Forum Moderators: goodroi
This is the first post I dear to make at this awesome forum ;)
Short problem description:
In the past my site had a timestamp for pages as a varibale. Changed the system and they are all now redirecting to a static page (301 status)
However google is still going amok and is spidering hundreds of "clones":
"GET /publications/publications_body.html?keep=20:10 HTTP/1.0"
"GET /publications/publications_body.html?keep=22:14 HTTP/1.0"
"GET /publications/publications_body.html?keep=04:28 HTTP/1.0"
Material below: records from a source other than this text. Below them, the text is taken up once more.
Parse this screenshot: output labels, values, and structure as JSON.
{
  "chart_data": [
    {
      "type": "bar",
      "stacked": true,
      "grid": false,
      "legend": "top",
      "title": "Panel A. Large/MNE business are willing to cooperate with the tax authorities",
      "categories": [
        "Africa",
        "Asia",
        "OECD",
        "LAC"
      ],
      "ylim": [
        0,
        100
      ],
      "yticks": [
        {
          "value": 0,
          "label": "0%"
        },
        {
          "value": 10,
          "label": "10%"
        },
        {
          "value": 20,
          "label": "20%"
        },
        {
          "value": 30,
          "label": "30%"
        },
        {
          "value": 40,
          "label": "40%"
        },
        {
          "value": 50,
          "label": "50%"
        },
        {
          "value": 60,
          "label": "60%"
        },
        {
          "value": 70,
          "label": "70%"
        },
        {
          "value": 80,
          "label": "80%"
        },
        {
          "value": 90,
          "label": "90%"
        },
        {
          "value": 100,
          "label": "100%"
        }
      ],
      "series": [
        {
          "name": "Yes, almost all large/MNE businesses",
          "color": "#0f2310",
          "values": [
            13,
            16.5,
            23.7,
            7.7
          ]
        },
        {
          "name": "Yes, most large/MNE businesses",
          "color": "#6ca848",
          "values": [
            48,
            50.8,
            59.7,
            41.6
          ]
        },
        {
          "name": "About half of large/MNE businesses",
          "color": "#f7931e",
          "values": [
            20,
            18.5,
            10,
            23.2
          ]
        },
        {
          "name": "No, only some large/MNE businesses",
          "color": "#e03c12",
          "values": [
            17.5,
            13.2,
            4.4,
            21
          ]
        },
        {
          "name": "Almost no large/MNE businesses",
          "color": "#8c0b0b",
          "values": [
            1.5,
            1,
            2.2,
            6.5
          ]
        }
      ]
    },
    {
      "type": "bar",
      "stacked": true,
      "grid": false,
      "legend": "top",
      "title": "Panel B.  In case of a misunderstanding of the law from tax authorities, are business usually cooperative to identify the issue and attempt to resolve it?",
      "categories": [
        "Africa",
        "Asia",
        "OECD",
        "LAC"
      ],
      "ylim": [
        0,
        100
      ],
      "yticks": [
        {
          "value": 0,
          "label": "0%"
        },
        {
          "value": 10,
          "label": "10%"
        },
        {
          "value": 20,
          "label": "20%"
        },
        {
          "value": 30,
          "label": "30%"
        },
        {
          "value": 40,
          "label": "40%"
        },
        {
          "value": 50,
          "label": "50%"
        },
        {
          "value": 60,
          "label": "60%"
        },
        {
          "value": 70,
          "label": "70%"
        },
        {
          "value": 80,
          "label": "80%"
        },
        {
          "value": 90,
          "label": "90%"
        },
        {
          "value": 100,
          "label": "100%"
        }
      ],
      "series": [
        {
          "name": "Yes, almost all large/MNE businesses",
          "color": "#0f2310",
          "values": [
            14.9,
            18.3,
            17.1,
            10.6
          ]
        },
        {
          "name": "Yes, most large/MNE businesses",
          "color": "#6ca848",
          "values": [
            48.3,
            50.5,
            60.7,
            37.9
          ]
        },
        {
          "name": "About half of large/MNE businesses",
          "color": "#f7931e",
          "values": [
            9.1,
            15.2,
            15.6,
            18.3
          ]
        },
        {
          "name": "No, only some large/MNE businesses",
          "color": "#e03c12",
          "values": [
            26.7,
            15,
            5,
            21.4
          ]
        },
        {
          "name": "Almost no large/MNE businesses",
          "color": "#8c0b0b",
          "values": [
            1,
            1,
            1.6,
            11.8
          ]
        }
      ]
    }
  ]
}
I did read someplace else that this should work:
Disallow: *keep=*
Now my robots.txt looks like this (in short):
User-agent: *
Disallow: /pics/
Disallow: /images/
Disallow: /php/
Disallow:
User-agent: googlebot
Disallow: /pics/
Disallow: /images/
Disallow: /php/
Disallow: *keep=*
Disallow:
I am wondering if someone knows if I missed something and if google will be able to "handle" that special wildcard construct.
Would be happy if you could help me out!
Thanks
I did read someplace else that this should work:Quit reading there! ;) I've never encountered anything even remotely similar...
Google details their proprietary extensions to the robots exclusion protocol here [google.com] in the first question of the Googlebot Technology Questions section.